In a vector processing unit, a vector register undergoing the first readout operation is simultaneously subjected to the second reading operation. The data obtained by the first readout operation and the data obtained by the second readout operation are respectively sent to separate resources executing different instructions.

Description

CROSS-REFERENCE TO THE RELATED APPLICATIONS
This application relates to subject matter described in U.S. application Ser. No. 453,094 filed Dec. 27, 1982, now U.S. Pat. No. 4,617,625, entitled "VECTOR PROCESSOR" by Shigeo Nagashima, Hitoshi Abe and Yasuhiko Hatakeyama and assigned to the present assignee.
BACKGROUND OF THE INVENTION
The present invention relates to a vector processing unit.
For computing a large-sized matrix which frequently appears in the scientic calculation, a vector processing unit having a plurality of vector registers and a plurality of arithmetic and logic units (ALU's) was disclosed, for example, in a literature of Richard M. Russel, "The Cray-1 Computer System" in Communications of the ACM, January 1978, Vol. 21, No. 1, p.p. 63-72. In such a vector processing unit, the data stored in a vector register can be read out with one vector instruction while data is being written into the vector register with another vector instruction, and in such case, these two vector instructions are referred to as being chained.

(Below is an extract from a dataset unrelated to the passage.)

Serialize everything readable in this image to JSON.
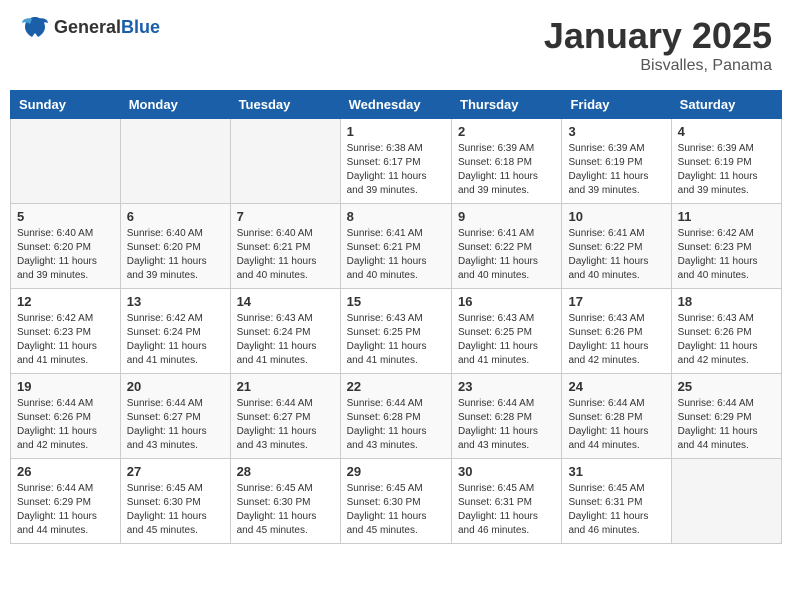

In such a vector processing unit, one of the factors determining the vector processing time is the number of chains attained. The number of chains depends upon the conflict situation occurring between vector registers, between ALU's, and between memory requesters. An example of such a vector processing unit will now be described. In this example, the ALU has one adder, one multiplier and three memory requesters. Hereafter, the vector register is referred to as a VR and the ALU and the memory requester are referred to simply as resources.
EXAMPLE 1
Y.sup.(I) =A.sup.(I) +B.sup.(I) +C.sup.(I) (=1, 2, . . . L)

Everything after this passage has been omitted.